Stromkunden in der Grundversorgung zahlen so viel wie seit drei Jahren nicht mehr: Durchschnittlich kosten 5.000 kWh Strom 1.501 Euro im Februar 2017. Damit ist der Höchststand von 30 Cent/kWh aus dem Jahr 2014 erreicht. Aufgrund der bereits angekündigten Strompreiserhöhungen für März und April ist mit einem neuen Rekordhoch zu rechnen. Trotzdem hat über die Hälfte der Stromkunden noch nie den Versorger gewechselt.

"Der Strompreis in der Grundversorgung steht kurz vor einem neuen Allzeithoch", sagt man bei CHECK24.de. "Kunden, die noch im teuren Grundversorgungstarif sind, sparen durch den Wechsel zu einem alternativen Anbieter jährlich mehrere hundert Euro."

Durch höhere EEG-Umlage und Netzentgelte sowie steigende Spotmarktpreise an der Strombörse werden auch die Tarife der Alternativanbieter teurer. 5.000 KWh Strom kosten aktuell (Stand Februar 2017) im Schnitt 1.251 Euro. Dennoch wird ein Stromanbieterwechsel immer lukrativer:  … Durch einen Wechsel im Februar 2017 spart ein Vierpersonenhaushalt im Schnitt 250 Euro pro Jahr. Vor zehn Jahren waren es nur 71 Euro.

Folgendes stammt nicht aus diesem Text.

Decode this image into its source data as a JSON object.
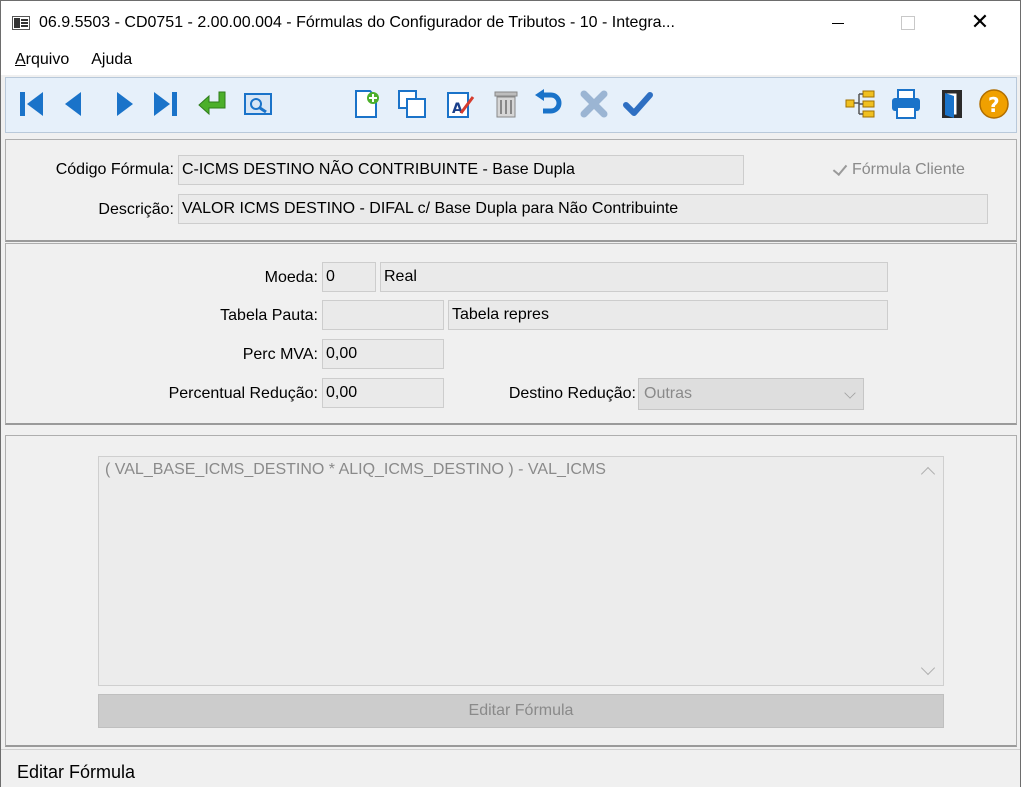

Wie der Branchendienst APOTHEKE ADHOC berichtet, arbeitet der US-Konzern mit Hochdruck daran, einen Lieferdienst für Arzneimittel auf die Beine zu stellen. Dabei helfen sollen als Partner ausgewählte Apotheken vor Ort.

Laut Bericht spricht Amazon derzeit sowohl mit Versandapotheken als auch mit Apotheken vor Ort. Im Kern soll es darum gehen, „Amazon Prime“ um die Kategorie Gesundheitsprodukte und Arzneimittel zu erweitern. Beim Premiumdienst, der 69 Euro im Jahr kostet, können Kunden in bestimmten PLZ-Bereichen sich Ware am selben Tag oder sogar innerhalb weniger Stunden liefern lassen.  Strategie des Konzerns soll es sein, in jeder Stadt der betroffenen Regionen eine Apotheke unter Vertrag zu nehmen. Diese soll die bestellte Ware dann zum Umschlagplatz liefern, wo sie von den von Amazon beauftragten Logistikern in Empfang genommen wird.  Amazon selbst darf in Deutschland keine Apotheke betreiben, könnte sich aber einen exklusiven Partner suchen.